The Reason You Lost Your Job Makes a Difference

If you voluntarily quit your job or reduced your hours, the court will treat you as if you are still earning the full amount you were previously. Many people try to play games with their income when going through a divorce, to pay less child support. The courts have handled many thousands of divorce cases before yours, so they know what to expect.

If you quit a lucrative job, reduce your hours, or switch to a lower-paying career voluntarily, the court may “impute” income to you. Imputing income means the court will use the amount of money it determines you should be earning, not how much you actually are earning, when calculating the amount of child support.

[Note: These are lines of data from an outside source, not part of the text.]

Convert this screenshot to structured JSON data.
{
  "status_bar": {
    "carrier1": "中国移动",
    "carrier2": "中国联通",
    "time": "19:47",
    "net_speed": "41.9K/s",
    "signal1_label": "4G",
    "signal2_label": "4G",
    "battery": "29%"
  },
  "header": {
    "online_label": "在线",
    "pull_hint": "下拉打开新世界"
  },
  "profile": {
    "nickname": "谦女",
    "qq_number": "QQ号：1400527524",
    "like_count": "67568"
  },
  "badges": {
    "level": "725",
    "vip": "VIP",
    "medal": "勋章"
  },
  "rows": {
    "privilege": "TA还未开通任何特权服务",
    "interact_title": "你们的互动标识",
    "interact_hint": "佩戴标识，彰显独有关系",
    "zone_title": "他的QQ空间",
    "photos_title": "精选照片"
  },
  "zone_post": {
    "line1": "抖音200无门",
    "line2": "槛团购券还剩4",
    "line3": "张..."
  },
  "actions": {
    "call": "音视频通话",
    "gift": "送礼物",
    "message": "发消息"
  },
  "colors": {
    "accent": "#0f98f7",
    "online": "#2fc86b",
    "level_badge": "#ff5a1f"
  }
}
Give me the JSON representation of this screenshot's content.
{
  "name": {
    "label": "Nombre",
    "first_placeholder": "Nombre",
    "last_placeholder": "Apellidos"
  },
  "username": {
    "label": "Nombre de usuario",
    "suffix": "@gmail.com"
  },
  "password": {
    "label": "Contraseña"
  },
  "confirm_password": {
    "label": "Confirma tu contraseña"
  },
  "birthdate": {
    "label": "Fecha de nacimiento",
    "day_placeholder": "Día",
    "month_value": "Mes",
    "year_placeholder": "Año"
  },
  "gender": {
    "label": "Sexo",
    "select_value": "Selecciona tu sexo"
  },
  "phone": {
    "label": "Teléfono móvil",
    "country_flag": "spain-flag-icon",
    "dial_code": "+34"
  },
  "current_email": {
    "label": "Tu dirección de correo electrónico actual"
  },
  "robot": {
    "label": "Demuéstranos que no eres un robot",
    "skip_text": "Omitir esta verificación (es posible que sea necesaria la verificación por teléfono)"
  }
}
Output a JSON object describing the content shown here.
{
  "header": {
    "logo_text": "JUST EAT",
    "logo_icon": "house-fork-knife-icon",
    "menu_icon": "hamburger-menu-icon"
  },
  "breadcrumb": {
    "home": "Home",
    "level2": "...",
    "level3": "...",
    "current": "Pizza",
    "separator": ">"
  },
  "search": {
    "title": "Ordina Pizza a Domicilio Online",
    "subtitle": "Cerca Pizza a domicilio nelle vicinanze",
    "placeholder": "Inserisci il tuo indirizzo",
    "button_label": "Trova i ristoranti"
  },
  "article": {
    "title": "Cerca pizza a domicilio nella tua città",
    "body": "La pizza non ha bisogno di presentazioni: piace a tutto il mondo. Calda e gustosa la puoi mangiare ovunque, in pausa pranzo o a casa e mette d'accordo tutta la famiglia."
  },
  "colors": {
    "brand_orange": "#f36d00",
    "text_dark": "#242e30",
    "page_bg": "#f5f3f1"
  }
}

On the other hand, if you lost your job due to no fault of your own, the court will not impute income to you. If you are unemployed or underemployed because of a layoff, illness or disability, the court will use the amount of money you actually are earning when determining the amount of support. Be aware that the court will include your unemployment check and disability check in your income.

It Matters Whether You Have an Existing Child Support Order

If you already have a court order requiring you to pay child support, you will have to keep paying child support even if you lose your job or become ill or disabled, as long as that order is in effect. The fact that it is financially impossible for you to pay the support does not change your obligation.

Your only option in this scenario is to go back to court and get the support order changed. Pennsylvania courts will only modify a support order if you have a significant change of circumstances that will last for a substantial period of time. For example, if you are unable to work for three months while you recuperate from injuries you suffered in a car accident, you will not get a modification, and you will be responsible for the full amount of support during those three months.

On the other hand, if you become permanently disabled, you will meet the requirements for a modification of the support order. The modification will not be retroactive to the date of your disability, so you should file your request as soon as possible. If the court grants your modification, it will be effective as of the date you filed your request, at the earliest.

What Can Happen to You If You Do Not Pay Your Child Support in Pennsylvania

The Pennsylvania Child Support Program (CSP) treats non-payment of child support as a serious issue. If the non-custodial parent does not pay child support, he or she can face:

  • A court order of civil contempt
  • Jail time up to six months
  • A fine of up to $500, on top of the owed child support
  • Probation up to six months

The CSP can also seize your bank accounts, and any personal injury or Worker’s Compensation awards you receive. They can intercept your state and federal income tax returns and lottery winnings. They can suspend your driver’s license, your professional license (medical, law, or other professional licenses), and your recreational licenses, such as hunting and fishing.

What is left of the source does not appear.